Aleviler bu ayrımcılığa ve baskıya yavaş da olsa direniş
olarak tanımlanabilecek bir hareket oluşturmaya çalışmaktadırlar.
Bu harekete baktığımızda iki farklı çizgi görürüz.
Biri devletin veya diyanetin Alevileri ve Aleviliği
tanımasını ve tanıyarak Sünni İslam’la eşit statüye getirmesini istemektedir.
Bu “Cem evleri ibadet yeri olarak tanınsın” gibi bir taleplerle de
somutlaşmaktadır. Bu yaklaşım diyanetin bizzat varlığını sorgulamaz. Onun
kendisini de tanımasını veya onda temsil edilmeyi vs. ister.
Ve bu demokratik bir talep değildir.
İşte, devletin Kürtlüğü tanımasını istemek de tamı tamına
Devletin Aleviliği tanıması talebi gibidir.
Demokratik bir talep değildir.
Alevilik ve Kürtlük arasındaki paralellik bu tanımanın
iki farklı biçimi (yani bireysel ve kolektif) arasında da aynen vardır.
AKP iktidarı ve
devlet, Aleviliği de tıpkı Kürtlük gibi, eski inkâr anlayışından farklı olarak,
bireysel bir hak olarak tanımaya hazırdır.

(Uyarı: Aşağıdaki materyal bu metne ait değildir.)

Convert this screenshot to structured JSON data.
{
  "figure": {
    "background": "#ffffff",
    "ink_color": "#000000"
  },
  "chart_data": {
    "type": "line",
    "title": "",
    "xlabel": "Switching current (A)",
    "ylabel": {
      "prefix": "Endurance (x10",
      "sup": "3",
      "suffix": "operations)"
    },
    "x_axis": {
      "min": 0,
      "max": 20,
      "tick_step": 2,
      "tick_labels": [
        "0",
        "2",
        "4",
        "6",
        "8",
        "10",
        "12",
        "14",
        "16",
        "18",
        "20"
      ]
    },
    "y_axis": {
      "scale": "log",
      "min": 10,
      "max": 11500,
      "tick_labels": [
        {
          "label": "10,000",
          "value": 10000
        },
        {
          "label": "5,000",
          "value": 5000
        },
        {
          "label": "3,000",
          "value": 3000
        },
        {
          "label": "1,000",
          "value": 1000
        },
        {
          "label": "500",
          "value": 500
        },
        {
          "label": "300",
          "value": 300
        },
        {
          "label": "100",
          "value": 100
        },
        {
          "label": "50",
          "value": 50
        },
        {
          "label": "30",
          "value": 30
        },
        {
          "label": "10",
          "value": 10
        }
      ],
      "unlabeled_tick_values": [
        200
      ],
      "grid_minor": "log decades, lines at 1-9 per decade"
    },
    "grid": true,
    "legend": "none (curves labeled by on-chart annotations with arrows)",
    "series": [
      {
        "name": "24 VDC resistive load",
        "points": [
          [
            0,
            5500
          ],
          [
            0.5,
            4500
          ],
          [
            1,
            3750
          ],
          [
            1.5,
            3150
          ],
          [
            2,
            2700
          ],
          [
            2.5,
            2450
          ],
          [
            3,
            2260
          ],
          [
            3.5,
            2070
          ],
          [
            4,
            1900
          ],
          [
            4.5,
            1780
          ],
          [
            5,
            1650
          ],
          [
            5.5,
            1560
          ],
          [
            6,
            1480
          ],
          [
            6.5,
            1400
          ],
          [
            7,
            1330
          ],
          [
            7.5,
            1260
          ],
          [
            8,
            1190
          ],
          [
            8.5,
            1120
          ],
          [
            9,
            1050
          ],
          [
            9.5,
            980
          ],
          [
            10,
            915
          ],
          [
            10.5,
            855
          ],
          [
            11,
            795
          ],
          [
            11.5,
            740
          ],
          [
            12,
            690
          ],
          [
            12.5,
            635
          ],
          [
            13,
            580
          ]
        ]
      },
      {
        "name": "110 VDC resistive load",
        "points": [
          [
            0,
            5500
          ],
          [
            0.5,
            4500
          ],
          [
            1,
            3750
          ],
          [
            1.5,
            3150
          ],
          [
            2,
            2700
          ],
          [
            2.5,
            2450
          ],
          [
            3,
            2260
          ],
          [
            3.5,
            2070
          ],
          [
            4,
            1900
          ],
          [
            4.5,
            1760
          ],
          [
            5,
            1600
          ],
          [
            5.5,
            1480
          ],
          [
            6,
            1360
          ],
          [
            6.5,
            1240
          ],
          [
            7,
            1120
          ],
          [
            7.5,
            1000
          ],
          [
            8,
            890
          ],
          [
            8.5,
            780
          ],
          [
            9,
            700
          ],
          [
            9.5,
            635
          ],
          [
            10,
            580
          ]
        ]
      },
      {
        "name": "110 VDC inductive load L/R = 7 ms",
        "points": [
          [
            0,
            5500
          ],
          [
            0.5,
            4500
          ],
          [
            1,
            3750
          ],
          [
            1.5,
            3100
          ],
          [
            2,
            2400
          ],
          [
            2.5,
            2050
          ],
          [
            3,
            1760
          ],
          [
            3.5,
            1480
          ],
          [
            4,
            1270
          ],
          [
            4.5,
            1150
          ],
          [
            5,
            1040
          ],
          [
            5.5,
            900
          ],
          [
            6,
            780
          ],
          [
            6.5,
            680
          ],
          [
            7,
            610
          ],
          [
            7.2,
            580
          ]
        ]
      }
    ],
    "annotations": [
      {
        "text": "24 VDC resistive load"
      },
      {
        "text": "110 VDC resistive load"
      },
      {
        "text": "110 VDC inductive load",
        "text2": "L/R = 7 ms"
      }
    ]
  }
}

Hatta AKP’nin “Alevi Açılımı”nın özü, tıpkı “Kürt
Açılımı”nda olduğu gibi, budur.
Bu tıpkı, Kürtlerin varlığını ve haklarını inkâr eden
yaklaşımın yerini Kürtlerin varlığını ve kimi bireysel haklarını kabul eden
yaklaşımın, AKP’nin “Kürt Sorunu”ndaki temel pozisyonu olması gibi; Aleviliğin
varlığını tanıma ve kabul ama bunu bireysel bir hak düzeyinde bir tanıma ve
kabulle sınırlandırmaktadır.
AKP’nin demokrasi konusundaki programı ve gidebileceği en
ileri nokta, “bireysel haklar olarak tanıma” diye formüle edilebilir. Kaldı ki, artık
hiçbir tutamak yeri kalmamış inkârın yerini bunun alması bile son derece yavaş
ve anti demokratik karakterli başka yasalarla desteklenerek yürütülmektedir.

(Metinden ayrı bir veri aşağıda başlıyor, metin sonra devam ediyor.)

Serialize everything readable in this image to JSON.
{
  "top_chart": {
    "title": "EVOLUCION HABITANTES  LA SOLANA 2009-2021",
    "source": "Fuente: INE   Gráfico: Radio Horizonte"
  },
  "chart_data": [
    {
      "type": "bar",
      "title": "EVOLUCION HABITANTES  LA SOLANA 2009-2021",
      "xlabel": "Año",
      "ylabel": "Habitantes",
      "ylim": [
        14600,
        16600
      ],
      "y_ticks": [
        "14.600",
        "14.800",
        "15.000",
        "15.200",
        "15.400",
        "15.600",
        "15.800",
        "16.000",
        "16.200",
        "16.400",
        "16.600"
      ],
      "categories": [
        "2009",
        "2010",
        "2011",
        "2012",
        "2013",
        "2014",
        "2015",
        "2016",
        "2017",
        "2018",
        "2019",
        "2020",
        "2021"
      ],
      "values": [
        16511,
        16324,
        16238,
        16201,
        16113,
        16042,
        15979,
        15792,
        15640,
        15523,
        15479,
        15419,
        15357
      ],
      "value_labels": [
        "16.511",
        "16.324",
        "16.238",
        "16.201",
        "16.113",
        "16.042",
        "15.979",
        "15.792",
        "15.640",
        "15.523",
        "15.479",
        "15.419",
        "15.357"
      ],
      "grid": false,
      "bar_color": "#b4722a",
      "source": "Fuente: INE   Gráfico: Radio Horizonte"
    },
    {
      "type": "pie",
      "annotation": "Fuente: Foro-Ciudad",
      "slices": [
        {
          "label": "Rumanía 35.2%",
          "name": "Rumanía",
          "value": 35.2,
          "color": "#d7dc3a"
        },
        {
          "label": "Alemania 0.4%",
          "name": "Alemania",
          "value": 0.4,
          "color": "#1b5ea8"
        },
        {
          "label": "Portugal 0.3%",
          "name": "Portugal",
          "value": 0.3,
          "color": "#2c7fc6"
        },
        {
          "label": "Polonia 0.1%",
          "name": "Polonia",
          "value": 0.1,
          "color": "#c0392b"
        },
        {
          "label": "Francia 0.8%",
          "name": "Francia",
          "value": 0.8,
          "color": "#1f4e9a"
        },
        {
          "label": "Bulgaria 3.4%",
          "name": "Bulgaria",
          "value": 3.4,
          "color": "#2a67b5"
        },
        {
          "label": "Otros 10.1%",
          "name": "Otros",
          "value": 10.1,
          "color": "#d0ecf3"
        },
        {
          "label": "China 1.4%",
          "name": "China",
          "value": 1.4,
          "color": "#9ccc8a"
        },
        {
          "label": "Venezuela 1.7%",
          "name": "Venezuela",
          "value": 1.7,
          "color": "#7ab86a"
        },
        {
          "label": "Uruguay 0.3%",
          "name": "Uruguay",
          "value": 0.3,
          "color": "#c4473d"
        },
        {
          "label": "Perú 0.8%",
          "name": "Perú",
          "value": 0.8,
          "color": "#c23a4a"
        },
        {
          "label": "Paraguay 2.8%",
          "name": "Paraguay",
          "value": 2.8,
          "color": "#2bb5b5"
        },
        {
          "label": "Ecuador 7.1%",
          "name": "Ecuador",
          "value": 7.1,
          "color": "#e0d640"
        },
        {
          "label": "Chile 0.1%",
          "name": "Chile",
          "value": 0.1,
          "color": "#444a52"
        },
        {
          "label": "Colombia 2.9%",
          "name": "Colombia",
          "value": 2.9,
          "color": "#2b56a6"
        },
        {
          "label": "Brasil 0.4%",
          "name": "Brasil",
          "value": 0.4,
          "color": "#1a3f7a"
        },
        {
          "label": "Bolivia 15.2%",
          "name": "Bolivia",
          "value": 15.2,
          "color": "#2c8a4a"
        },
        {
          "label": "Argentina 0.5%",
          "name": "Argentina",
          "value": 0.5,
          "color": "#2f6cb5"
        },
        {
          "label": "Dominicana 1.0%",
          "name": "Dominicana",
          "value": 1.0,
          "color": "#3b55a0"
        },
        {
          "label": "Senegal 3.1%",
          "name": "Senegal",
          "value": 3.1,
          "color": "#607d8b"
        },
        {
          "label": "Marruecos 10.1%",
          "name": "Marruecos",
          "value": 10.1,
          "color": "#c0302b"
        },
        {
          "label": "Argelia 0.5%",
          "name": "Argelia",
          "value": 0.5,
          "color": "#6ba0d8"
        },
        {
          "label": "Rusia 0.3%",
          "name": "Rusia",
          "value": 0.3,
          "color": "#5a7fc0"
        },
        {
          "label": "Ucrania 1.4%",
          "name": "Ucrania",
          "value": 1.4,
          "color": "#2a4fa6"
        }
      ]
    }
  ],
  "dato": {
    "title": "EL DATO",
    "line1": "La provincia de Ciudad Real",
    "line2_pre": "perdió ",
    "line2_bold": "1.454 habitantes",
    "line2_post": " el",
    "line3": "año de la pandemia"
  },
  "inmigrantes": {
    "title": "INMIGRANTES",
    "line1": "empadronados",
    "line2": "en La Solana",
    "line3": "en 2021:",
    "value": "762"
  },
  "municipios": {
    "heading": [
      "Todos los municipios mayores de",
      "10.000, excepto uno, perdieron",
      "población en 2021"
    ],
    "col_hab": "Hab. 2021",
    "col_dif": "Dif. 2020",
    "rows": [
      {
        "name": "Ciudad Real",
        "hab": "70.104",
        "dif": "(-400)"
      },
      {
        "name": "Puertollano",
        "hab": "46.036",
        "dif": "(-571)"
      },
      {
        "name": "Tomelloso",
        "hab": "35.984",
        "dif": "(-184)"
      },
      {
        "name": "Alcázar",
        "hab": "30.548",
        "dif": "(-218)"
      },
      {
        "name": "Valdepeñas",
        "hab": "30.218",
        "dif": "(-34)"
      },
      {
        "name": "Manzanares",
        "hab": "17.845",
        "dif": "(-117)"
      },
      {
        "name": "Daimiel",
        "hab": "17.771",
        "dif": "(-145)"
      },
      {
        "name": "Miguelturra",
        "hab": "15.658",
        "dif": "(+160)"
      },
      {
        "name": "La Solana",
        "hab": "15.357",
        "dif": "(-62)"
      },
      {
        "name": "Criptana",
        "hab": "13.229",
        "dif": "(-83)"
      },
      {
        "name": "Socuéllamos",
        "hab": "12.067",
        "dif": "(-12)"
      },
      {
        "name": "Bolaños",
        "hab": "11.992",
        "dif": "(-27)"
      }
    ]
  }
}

Öte yandan, AKP ve Devletin tanımayı bireysel haklarla
sınırlama çizgisi karşısında, Alevilerin ağırlıklı bir kısmı, bu tanımanın kolektif
bir tanıma olmasını talep etmektedirler. Diyanette Aleviler de temsil
edilmeli; dedeler de maaş almalı; din dersleri olabilir ama Alevilik de
anlatılmalı vs. gibi talepler bu kolektif tanınma talebinin somut biçimleridir.

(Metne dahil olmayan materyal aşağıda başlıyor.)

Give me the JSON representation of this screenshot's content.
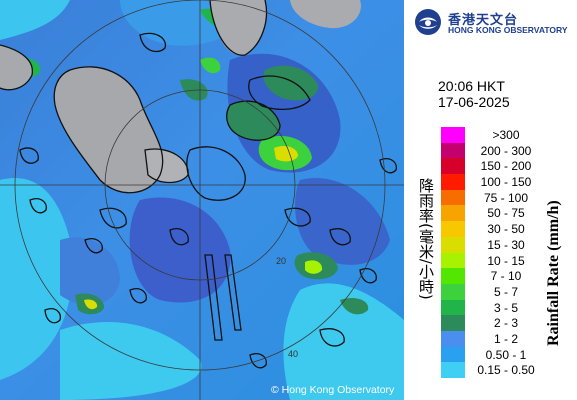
{
  "header": {
    "logo_zh": "香港天文台",
    "logo_en": "HONG KONG OBSERVATORY",
    "time": "20:06 HKT",
    "date": "17-06-2025"
  },
  "legend": {
    "title_zh": "降雨率(毫米/小時)",
    "title_en": "Rainfall Rate (mm/h)",
    "items": [
      {
        "label": ">300",
        "color": "#ff00ff"
      },
      {
        "label": "200 - 300",
        "color": "#c4006e"
      },
      {
        "label": "150 - 200",
        "color": "#d6002a"
      },
      {
        "label": "100 - 150",
        "color": "#ff1a00"
      },
      {
        "label": "75 - 100",
        "color": "#f76d00"
      },
      {
        "label": "50 - 75",
        "color": "#f7a400"
      },
      {
        "label": "30 - 50",
        "color": "#f7c800"
      },
      {
        "label": "15 - 30",
        "color": "#d9dd00"
      },
      {
        "label": "10 - 15",
        "color": "#a6f200"
      },
      {
        "label": "7 - 10",
        "color": "#53e600"
      },
      {
        "label": "5 - 7",
        "color": "#3dd23d"
      },
      {
        "label": "3 - 5",
        "color": "#20b44a"
      },
      {
        "label": "2 - 3",
        "color": "#2d8a5a"
      },
      {
        "label": "1 - 2",
        "color": "#4a8ef0"
      },
      {
        "label": "0.50 - 1",
        "color": "#2aa0f0"
      },
      {
        "label": "0.15 - 0.50",
        "color": "#3fcff5"
      }
    ]
  },
  "map": {
    "copyright": "© Hong Kong Observatory",
    "range_labels": [
      "20",
      "40"
    ]
  }
}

İşte Kürtlüğün kolektif olarak tanınması talebi, tıpı
tıpına Alevilerin kolektif olarak tanınma anlamına gelen taleplerine benzer.
Alevilerin ve diğer inançlardan olanların uğradığı
ayrımcılığa son verecek gerçekten demokratik ve laik program, Diyanetin, Din
derslerinin ve diğer hukuki ve fiili eşitsizliklerin kaldırılması olabilir.
Böyle demokratik bir program, devletin her hangi bir dini
tanıma veya tanımama hakkının olmaması olarak da formüle edilebilir. Bu
tıpkı Kürtlüğü ya da Türklüğü tanıma veya tanımama hakkının olmaması gibidir.
Ya da devlet fiilen İslam ile tanımlanmış olduğundan, devleti
ya da ulusu İslam veya başka bir dinle tanımlamaya karşı tanımlamak olarak
da formüle edilebilir.
Bu da Devleti veya ulusu Türklük veya Kürtlükle
tanımlamaya karşı tanımlama olarak formüle edilenin paralelidir.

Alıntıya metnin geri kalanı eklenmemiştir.